Génération Pluton

29.8.06

Merci Lili

En tout cas, il convient de garder à l'esprit que le principe de proportionnalité joue un rôle fondamental dans l'application de la convention-cadre. En d'autres termes, même si la convention imposait l'obligation de mettre en place un enseignement scolaire dispensé dans la langue maternelle des minorités nationales - ce qui n'est pas le cas -, personne n'obligerait une commune francophone à ouvrir une école néerlandophone (ou inversement) pour trois élèves, car cette mesure serait disproportionnée. La convention-cadre n'est pas un livre de cuisine ni un recueil de solutions toutes faites. Bien au contraire, c'est un instrument juridique qui produit tous ses effets bénéfiques uniquement lorsqu'il est appliqué dans un esprit de respect et de tolérance, dans le contexte de l'Etat de droit. Je regrette que certains hommes politiques et journalistes flamands ne cessent d'évoquer ce type de «problème», qui en réalité n'existe pas. On ne peut s'empêcher de penser qu'ils mettent ce type de «problème» sur le tapis pour détourner l'attention du public des problèmes réels, et pour « marquer facilement des points » chez des lecteurs qui ne connaissent pas bien les réalités belges. La grande majorité des Etats membres du Conseil de l'Europe - dont beaucoup ont, ou ont eu, des « problèmes » bien plus graves que la Belgique avec leurs minorités nationales - ont signé et ratifié la convention-cadre, et parviennent à appliquer ses dispositions. On peut donc attendre d'un pays comme la Belgique, qui a admirablement réussi à éviter la violence entre ses majorités et minorités, qu'il fasse de même.



dixit Mme Lili N.-H. au point 61 de son rapport sur la Protection des minorités en Belgique le 5 septembre 2002. Ce rapport fut en son temps présenté à l'Assemblée Parlementaire du Conseil de l'Europe en Commission des questions juridiques et des droits de l’homme.

Que s'est-il passé depuis ?

D'abord, ce rapport fut voté en Commission le 26 septembre 2002. Lili herself s'exprimait encore la veille de ce vote historique dans un entretien orchestré par le Conseil de l'Europe; Strasbourg soigne sa communication, et c'est bien ! En fouillant un peu dans les archives, on apprend avec stupéfaction que la Belgique est l'un des quatre pays – parmi les 41 que comptait le Conseil de l'Europe à l'époque – n'ayant pas ratifié la convention-cadre pour la protection des minorités nationales proposée en 1995 et effective depuis 1998 (source: La Libre). Pour la petite histoire, les trois autres pays sont Andorre, la France et la Turquie. Ironie suprême: la ratification de la convention par les Etats candidats à l'Union européenne est une condition préalable à leur adhésion.

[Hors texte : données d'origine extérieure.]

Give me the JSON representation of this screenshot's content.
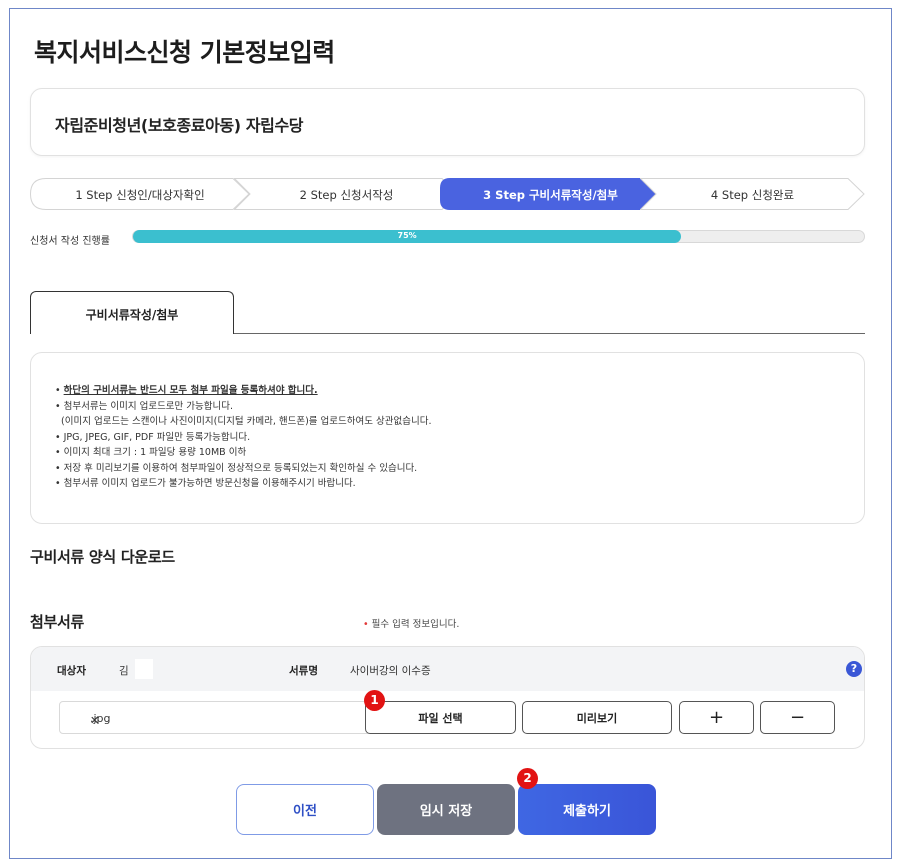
{
  "page": {
    "title": "복지서비스신청 기본정보입력"
  },
  "service": {
    "name": "자립준비청년(보호종료아동) 자립수당"
  },
  "steps": [
    {
      "label": "1 Step 신청인/대상자확인",
      "active": false
    },
    {
      "label": "2 Step 신청서작성",
      "active": false
    },
    {
      "label": "3 Step 구비서류작성/첨부",
      "active": true
    },
    {
      "label": "4 Step 신청완료",
      "active": false
    }
  ],
  "progress": {
    "label": "신청서 작성 진행률",
    "value": 75,
    "text": "75%"
  },
  "tab": {
    "label": "구비서류작성/첨부"
  },
  "notice": {
    "items": [
      "하단의 구비서류는 반드시 모두 첨부 파일을 등록하셔야 합니다.",
      "첨부서류는 이미지 업로드로만 가능합니다.",
      "(이미지 업로드는 스캔이나 사진이미지(디지털 카메라, 핸드폰)를 업로드하여도 상관없습니다.",
      "JPG, JPEG, GIF, PDF 파일만 등록가능합니다.",
      "이미지 최대 크기 : 1 파일당 용량 10MB 이하",
      "저장 후 미리보기를 이용하여 첨부파일이 정상적으로 등록되었는지 확인하실 수 있습니다.",
      "첨부서류 이미지 업로드가 불가능하면 방문신청을 이용해주시기 바랍니다."
    ]
  },
  "download": {
    "title": "구비서류 양식 다운로드"
  },
  "attach": {
    "title": "첨부서류",
    "required_note": "필수 입력 정보입니다.",
    "subject_label": "대상자",
    "subject_value": "김",
    "docname_label": "서류명",
    "docname_value": "사이버강의 이수증",
    "help_glyph": "?",
    "file_value": ".jpg",
    "clear_glyph": "✕",
    "select_label": "파일 선택",
    "preview_label": "미리보기",
    "add_glyph": "+",
    "remove_glyph": "−"
  },
  "badges": {
    "first": "1",
    "second": "2"
  },
  "buttons": {
    "prev": "이전",
    "temp_save": "임시 저장",
    "submit": "제출하기"
  },
  "colors": {
    "accent": "#4a63e0",
    "progress": "#3bbfcf",
    "badge": "#e21313",
    "temp": "#6e7280"
  }
}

Répétons encore l'article 18 du rapport, mettant les choses au clair:
... les groupes suivants sont à considérer comme des minorités en Belgique dans le contexte de la convention-cadre : au niveau de l'Etat, la communauté germanophone; au niveau régional, les francophones vivant dans la région de langue néerlandaise et dans la région de langue allemande, et les néerlandophones et les germanophones vivant dans la région de langue française.


Autre son de cloche du côté flamand. Faut il le signaler ?

Ensuite ?.. Rien !

Tout cela date de 2002. Vu d'ici, vu de maintenant, vu d'une esquisse de sourire, tout cela je te disais donc pourrait prêter à croire que quatre petites années ont largement suffit à oublier les bonnes intentions de l'amie Lili.

Comme le chantait Jacques B., sur un air mélancolique : « il faut oublier, tout peut s'oublier, ... »

Alors ?.. On se quitte quand ?

-LAH-

2 Comments:

  • Ne me quittes pas... Ca aussi il l'a dit le grand Jacques !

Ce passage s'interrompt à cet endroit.